Title: Experimental and Computational High-Throughput Characterization of Protein-Protein Interactions
Project duration: 3 years
Research Area: Computational Biology
We develop a new approach to measure and predict protein-protein Interactions using machine learning and artificial intelligence. These interactions form the biological foundation of nearly all mechanisms essential to life. Faulty or missing interactions often decide between health and disease. Recent advances in machine learning and artificial intelligence have opened up new possibilities for characterizing protein-protein interactions using AI. This is in part to ultra-large Language models that can translate protein sequences into a biologically meaningful vector space.

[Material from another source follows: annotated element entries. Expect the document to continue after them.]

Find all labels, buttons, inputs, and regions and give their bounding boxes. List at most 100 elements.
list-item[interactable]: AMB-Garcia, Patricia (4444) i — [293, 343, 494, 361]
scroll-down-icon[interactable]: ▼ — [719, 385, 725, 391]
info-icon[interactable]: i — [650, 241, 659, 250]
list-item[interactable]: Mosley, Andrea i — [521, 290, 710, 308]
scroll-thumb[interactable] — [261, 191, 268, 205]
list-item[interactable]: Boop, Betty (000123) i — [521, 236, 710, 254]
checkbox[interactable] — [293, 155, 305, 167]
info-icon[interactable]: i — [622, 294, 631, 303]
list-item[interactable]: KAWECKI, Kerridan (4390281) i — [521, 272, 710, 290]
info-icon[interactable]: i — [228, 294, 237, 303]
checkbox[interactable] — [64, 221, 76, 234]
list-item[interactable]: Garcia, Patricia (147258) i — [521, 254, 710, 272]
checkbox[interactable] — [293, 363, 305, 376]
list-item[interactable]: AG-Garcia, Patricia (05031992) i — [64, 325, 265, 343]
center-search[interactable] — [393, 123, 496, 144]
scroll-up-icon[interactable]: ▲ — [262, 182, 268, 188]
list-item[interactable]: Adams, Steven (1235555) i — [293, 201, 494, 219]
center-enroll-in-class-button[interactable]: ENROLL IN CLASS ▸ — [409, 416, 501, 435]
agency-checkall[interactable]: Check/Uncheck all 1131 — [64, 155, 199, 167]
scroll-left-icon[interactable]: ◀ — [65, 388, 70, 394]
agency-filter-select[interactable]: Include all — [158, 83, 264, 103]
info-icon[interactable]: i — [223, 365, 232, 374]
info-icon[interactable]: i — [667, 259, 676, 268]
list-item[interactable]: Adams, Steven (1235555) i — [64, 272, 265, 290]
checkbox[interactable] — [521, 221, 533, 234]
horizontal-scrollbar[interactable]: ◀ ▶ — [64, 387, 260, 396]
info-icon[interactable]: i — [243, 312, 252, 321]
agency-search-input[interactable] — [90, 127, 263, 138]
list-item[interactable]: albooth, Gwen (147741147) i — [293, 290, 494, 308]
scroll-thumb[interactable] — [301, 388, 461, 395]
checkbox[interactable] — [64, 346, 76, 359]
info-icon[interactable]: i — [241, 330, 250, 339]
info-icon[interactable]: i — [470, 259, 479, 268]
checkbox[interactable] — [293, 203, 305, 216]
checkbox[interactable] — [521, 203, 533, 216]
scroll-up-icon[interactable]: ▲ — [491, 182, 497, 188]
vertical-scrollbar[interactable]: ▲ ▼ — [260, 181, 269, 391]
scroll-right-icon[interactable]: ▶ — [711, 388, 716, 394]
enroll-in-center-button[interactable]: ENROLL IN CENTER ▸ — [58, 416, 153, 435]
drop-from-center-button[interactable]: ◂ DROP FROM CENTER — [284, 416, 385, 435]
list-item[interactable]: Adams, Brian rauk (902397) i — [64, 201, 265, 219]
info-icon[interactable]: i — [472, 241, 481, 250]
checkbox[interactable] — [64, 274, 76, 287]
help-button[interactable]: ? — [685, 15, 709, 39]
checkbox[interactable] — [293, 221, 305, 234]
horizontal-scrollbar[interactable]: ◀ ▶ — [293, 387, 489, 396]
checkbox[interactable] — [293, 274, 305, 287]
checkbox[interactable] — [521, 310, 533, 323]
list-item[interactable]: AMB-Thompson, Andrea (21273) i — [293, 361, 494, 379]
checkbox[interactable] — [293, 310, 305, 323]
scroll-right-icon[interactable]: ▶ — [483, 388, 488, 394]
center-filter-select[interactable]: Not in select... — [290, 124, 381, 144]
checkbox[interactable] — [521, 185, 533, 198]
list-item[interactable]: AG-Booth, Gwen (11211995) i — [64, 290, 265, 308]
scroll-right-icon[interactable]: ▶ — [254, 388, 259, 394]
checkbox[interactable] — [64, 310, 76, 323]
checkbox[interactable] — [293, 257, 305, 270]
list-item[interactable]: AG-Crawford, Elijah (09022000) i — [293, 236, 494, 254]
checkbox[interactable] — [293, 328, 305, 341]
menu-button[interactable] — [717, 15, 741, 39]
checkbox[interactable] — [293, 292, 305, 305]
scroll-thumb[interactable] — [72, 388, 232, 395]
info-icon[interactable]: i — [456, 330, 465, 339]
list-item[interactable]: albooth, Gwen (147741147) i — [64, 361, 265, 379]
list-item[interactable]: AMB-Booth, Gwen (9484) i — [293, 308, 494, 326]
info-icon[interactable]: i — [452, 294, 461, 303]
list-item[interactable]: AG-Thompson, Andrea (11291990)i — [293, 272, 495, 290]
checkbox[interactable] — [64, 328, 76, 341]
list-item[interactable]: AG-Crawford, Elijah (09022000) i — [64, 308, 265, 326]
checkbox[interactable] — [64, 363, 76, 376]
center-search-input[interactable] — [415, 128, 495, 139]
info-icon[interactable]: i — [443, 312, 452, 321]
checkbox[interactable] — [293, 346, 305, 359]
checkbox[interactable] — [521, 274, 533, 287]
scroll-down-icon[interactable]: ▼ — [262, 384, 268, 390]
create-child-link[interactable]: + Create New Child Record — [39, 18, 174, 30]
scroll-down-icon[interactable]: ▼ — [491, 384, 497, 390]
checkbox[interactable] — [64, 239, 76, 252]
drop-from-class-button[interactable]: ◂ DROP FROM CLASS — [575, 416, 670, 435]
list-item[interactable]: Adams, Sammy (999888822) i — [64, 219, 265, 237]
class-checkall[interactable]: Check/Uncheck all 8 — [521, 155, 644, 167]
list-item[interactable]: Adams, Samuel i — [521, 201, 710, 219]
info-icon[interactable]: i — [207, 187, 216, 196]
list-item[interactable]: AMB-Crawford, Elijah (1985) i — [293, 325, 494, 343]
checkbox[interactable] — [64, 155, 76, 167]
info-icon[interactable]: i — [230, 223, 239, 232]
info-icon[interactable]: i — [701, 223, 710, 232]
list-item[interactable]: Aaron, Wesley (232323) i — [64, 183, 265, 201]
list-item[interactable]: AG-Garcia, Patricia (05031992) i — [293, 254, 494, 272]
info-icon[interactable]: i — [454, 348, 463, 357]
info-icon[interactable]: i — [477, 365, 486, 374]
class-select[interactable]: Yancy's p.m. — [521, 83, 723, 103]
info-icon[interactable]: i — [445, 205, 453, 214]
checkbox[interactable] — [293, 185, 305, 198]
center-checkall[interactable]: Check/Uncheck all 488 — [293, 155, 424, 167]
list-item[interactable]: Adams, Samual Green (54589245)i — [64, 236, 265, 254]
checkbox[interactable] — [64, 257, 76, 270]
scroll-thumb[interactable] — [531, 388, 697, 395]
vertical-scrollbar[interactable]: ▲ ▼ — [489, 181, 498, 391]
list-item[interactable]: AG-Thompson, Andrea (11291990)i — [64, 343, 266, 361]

This in combination with a new high-throughput method to acquire protein binding affinity data will allow us to drastically accelerate the design of vaccines and other protein therapeutics, which are at the core of modern drug development for cancer, neuro-degenerative diseases and viral infections.
We aim to develop an in-silico high-throughput predictor for protein-protein binding affinities by leveraging various Protein embedding techniques building on Deep Learning architectures such as Convolutional Neural Networks and Transformers. This will enable:
On the one hand, there is a lack of PPI data as the methods to obtain this data are time consuming, costly and only measure a very limited number of data points at a time and there is no incentive for generating vast numbers of them using conventional methods. This results on the other hand in the non-existence of appropriate models that can accurately predict binding affinities, which in turn is part of the reason that there is no real incentive to measure thousands of random PPIs.
Our approach has already been employed on Vaccine candidates for Sars-CoV-2 and the Hepatitis C virus.
We use models such as ESM2, CARP, ProtTrans and others to embed protein sequences into a biologically meaningful space. Predicting binding affinity within this space is then carried out by custom AI architectures. In the Wet Lab we employ a combination of well-established methods like Yeast Surface Display, Fluorescence activated Cell sorting and Next Generation Sequencing to generate the needed data for our AI-driven approach to PPI prediction.
The prediction of protein-protein interactions is required for a variety of biological problems. Consequently, the developed methods will be transferable to several other application areas beyond the field of vaccine development. Considering the recent Sars-CoV-2 pandemic, the success of this project will have the potential to increase the quality and speed of future vaccine development.